Per la quarta giornata arriva il turno di Ermanno Scervino, Roberto Cavalli, Antonio Marras, Cividini, Gabriele Colangelo, Emilio Pucci e Uma Wang. Io vi racconto la sfilata di Emilio Pucci! Una collezione colma di dettagli che sfociano in cappotti maculati, abiti di rete dorata con delle piastre ricamate e parka foderati di pelliccia. Ogni abito richiama alla mente una mescolanza tra le tribù nomadi dell'Asia centrale, con un mood etnico, e lo stile rockettaro degli anni '70, con un mood più urbano.Possiamo ammirare felpe e maglioni coperti di borchie, perline e ricami, pantaloncini in pelle, chemisier allungate, kaftani e poncho. I colori portanti sulla passerella sono stati: bianco, marrone, nero e giallo zafferano.

Per la quinta giornata ho osservato le meravigliose creazioni di Grinko, Marni, RoccoBarocco, John Richmond, Trussardi, Missoni, Marco De Vincenzo e Salvatore Ferragamo. Ho deciso di raccontarvi la sfilata di Marni che, grazie a Consuelo Castiglioni, ha creato un linguaggio estetico inedito, partendo dal proprio passato per arrivare a donare ai suoi spettatori un mosaico visivo unico nel suo genere. Un richiamo agli anni '50 è dato dalle silhouette femminili. Hanno sfilato gonne a ruota sotto i fianchi leggermente imbottite e ricoperte di volant. Sono tornati i giubbotti di pelle argentata craquelé con enormi cappucci che ricadono sulle spalle. Anche Marni decide di puntare sull'immancabile pelliccia, ma lo fa con dei colori artificiali, spezzando la monocromia degli abiti.
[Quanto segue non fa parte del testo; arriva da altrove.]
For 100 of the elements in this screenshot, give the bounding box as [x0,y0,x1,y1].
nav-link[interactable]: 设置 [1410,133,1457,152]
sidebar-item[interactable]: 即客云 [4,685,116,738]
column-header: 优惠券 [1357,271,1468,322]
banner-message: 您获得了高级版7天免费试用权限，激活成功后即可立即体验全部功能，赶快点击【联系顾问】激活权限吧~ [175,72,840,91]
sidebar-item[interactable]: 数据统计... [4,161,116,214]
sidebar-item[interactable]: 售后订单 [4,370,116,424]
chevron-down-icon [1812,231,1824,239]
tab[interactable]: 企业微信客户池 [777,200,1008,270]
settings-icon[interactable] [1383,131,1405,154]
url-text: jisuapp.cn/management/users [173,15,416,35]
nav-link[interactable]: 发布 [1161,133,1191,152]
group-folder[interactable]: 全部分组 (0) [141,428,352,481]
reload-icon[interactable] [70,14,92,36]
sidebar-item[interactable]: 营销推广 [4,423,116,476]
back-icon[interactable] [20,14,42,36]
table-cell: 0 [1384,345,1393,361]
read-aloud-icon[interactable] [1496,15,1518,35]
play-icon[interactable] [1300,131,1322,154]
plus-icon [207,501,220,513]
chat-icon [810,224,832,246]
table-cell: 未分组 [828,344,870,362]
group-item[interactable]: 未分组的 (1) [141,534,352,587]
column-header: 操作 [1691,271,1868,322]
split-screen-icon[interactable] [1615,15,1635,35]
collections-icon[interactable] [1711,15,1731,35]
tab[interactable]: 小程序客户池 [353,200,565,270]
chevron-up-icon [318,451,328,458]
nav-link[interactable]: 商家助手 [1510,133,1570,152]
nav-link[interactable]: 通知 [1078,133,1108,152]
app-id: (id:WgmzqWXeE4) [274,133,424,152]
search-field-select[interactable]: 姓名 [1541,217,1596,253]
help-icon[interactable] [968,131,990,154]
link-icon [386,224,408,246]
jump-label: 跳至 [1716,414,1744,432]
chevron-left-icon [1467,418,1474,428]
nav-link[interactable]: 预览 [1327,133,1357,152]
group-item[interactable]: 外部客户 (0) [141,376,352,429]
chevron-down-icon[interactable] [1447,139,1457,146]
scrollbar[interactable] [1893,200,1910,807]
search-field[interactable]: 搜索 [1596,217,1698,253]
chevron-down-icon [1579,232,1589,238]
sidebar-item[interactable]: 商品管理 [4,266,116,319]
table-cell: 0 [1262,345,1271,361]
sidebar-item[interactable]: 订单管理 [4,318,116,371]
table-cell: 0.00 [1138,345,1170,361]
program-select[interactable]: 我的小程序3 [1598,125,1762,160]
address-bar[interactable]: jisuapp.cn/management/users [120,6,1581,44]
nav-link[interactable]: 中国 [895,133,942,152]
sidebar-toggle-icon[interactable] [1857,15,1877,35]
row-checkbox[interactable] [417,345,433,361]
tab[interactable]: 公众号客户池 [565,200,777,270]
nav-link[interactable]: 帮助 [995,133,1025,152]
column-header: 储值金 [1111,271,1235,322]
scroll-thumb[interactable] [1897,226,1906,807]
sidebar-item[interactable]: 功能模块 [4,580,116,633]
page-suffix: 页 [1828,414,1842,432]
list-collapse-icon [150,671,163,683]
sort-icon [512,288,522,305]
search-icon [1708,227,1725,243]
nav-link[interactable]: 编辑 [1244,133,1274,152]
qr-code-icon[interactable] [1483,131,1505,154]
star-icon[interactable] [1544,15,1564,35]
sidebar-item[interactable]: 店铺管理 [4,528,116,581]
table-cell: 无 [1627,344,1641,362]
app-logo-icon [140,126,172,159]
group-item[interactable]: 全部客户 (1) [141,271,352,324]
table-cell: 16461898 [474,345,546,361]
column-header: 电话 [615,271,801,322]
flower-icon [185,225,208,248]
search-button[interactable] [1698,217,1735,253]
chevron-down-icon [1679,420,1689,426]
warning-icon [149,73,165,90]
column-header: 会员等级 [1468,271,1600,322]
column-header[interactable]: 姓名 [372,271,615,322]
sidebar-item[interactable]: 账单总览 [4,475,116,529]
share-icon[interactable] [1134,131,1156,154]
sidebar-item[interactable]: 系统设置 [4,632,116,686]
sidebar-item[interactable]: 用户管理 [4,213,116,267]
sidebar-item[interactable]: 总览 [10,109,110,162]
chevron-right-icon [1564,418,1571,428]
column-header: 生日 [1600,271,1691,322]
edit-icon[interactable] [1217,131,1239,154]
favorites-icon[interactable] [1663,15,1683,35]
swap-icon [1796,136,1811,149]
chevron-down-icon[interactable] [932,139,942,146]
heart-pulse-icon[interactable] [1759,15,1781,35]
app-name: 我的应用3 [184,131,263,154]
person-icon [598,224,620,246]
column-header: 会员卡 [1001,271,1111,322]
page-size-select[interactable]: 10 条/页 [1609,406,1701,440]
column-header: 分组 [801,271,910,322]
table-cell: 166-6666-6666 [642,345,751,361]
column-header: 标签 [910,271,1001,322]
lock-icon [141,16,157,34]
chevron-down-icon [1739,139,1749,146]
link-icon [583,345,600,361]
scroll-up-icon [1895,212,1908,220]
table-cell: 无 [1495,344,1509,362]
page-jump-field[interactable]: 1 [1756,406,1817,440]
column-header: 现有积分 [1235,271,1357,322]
Alcune tuniche, invece, hanno stampate sopra le opere di Magnus Plessen. Le forme sono scolpite e tondeggianti, il punto vita viene nascosto dalle bluse svasate. Le scarpe sono in tinta unica, nere o color carne, e l'unico ornamento viene dato dalle placche lucide dorate. In passerella si parte con completi monocromatici e si finisce con trame tribali.

Per la sesta e ultima giornata ho seguito in passerella: Dsquared2, Giorgio Armani e Stella Jean. Come ultima sfilata ho deciso di parlarvi del mitico e intramontabile Giorgio Armani. L'uomo che qualche anno fa ha tratto ispirazione dalla concezione della donna vista come una perla e ne ha creato una collezione. Quest'anno, invece, vediamo una donna libera da regole e costrizioni. Vengono reinterpretati i capi tipici della maison con una colorazione tendente al grigio e a tutte le sue sfumature, creando un gioco di effetti tra luce e ombra.Lampi di color lime danno un senso di stupore al grigio e al nero. Il tessuto utilizzato è la Flanella ammorbidita e trattata fino a diventare quasi impalpabile, come il tulle. I pantaloni hanno una linea asciutta con delle pieghe che ammorbidiscono il davanti. Le giacche sono arrotondate e riproporzionate. Negli accessori vengono usate pietre color lime per i ricami degli abiti da sera, mescolate a pietre effetto flanella con lievi venature.

Si conclude così la Milano Moda Donna A/I 2014-2015. Prossimo appuntamento? La Milano Moda Design dal 7 al 13 aprile 2014. Non mancherò!